Collecting all the correct data, however, is only one part of the equation. Just as important is: how long will your data be available? Put another way, how important is it to be able to go back in time? And, indeed, how far back can you go?
While having a rich data supply is obviously a necessary condition for any effective XDR platform, the platform is only as good as the longevity of its data. Threat actors are patient adversaries, and your XDR platform needs to be able to out-wait your attackers. So, when it comes to data retention, just how long is long enough?
The Need for Data Retention
Here’s a typical statement from a Security Researcher about an incident he handled:
“I was working for a large multinational corporation at the time when we found we had Winnti in our network for over a year. We only found it because of a report that was released by a security vendor at the time, with IOCs.
We only kept logs for three months, and we had no idea when the attack began. Finally, we found VPN login/location logs that were retained long enough that showed us a user was in the Middle East and logged out at the end of his workweek and that same night logged into the network from Africa.
After this incident, we purchased a SIEM and began planning for data retention. As often happens with SIEM projects, I left before that project was complete, and I’m not sure that even today they have more than a year worth of retention, as that company has 100Ks of end-point, which means A LOT of data.”
This is just one case, but it does hint that security teams often discover how much data retention they need only when they come face-to-face with threats that linger in their environments for long periods. For many of them, it’s a case of hindsight being 20/20.
Also, even large and resourceful corporations often choose not to invest in making sure they have the data they need for as long as they will need it.
The anonymous story above may remind readers of a recent chain of events around one of the most concerning campaigns of recent years: SUNBURST. After the attack was found, the related DNS calls published by CloudFlare showed that infections began as early as April 2020 and took eight months to discover.
If you have data that is only kept for 30 days and were infected at the peak of the SUNBURST storm back in mid-April, how easy would it be to know if you were hit and contained the attack?

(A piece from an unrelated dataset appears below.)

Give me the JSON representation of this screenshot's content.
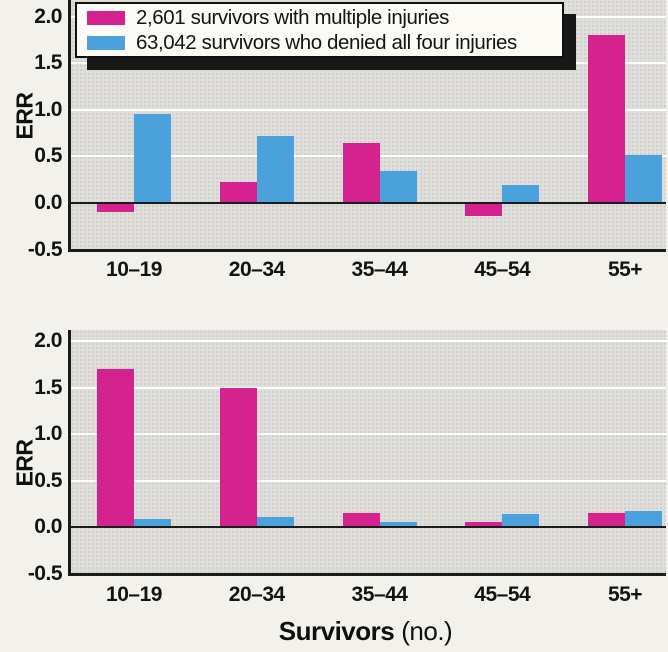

It might be tempting to think of these two cases as outliers. Surely, not all attacks are SUNBURST! But when we look at the aggregation done as part of the IBM Security Cost of a Data Breach Report 2020 report, statistics show 280 days average time to identify and contain a data breach. Using IBM’s words:
Data Retention in the Cybersecurity Industry
Thus far, we’ve demonstrated that Data Retention is essential. But where does that rubber meet the road? Next we will take a look at what vendors in the industry offer. Are they doing the right thing and offering the data retention you need to reduce our risk?
Well, some will, and some… not really.
For example, some EDR vendors start you off with less than ten days of data by default. You can hunt threats, but only if they reside for a week in your systems. SUNBURST? catch it within a week from infection or wait until you are compromised.
Others don’t store all the data.
Upgrade if you want. Not exactly. The furthest you can go back with almost all vendors is 90 days – which as we saw is just not enough. To add insult to injury, it’s also quite commonly cost-prohibitive.
How Does Sentinelone Deal With This Topic?
Data is at the very heart of everything we do as a company. Training our AI models, Dynamic analysis of Storylines, and Singularity XDR, the industry’s leading solution to the problem raised here earlier – all use big-data to solve cybersecurity problems.
That’s why our very first acquisition was Scalyr, a leading big data analysis platform. With Scalyr at the core of our XDR platform, we will be able to absorb terabytes of data, storing them, and most importantly, provide customers with the tool to effectively search and analyze the data to enable the hunting of APTs.
Our technology and platform enable SentinelOne to offer up to a full year of XDR data retention. Not just the malicious data, not some of the data – but ALL of it. Moreover, accessing the oldest data point is done in exactly the same way as accessing something that happened yesterday.
There are also multiple other parts of our platform that align with our data-centric approach.
One of these is Binary Vault: making executable files, malicious or benign, available in singularity for you to download for further or future analysis.
At the end of the day, in a world that is becoming dominated by AI, cybersecurity becomes more and more reliant on big data. As security and risk management professionals, it is our duty to make sure we got all the data we need, even if it is not always convenient for the vendor to retain it for us, in an observable format that will help us react faster to the next attack.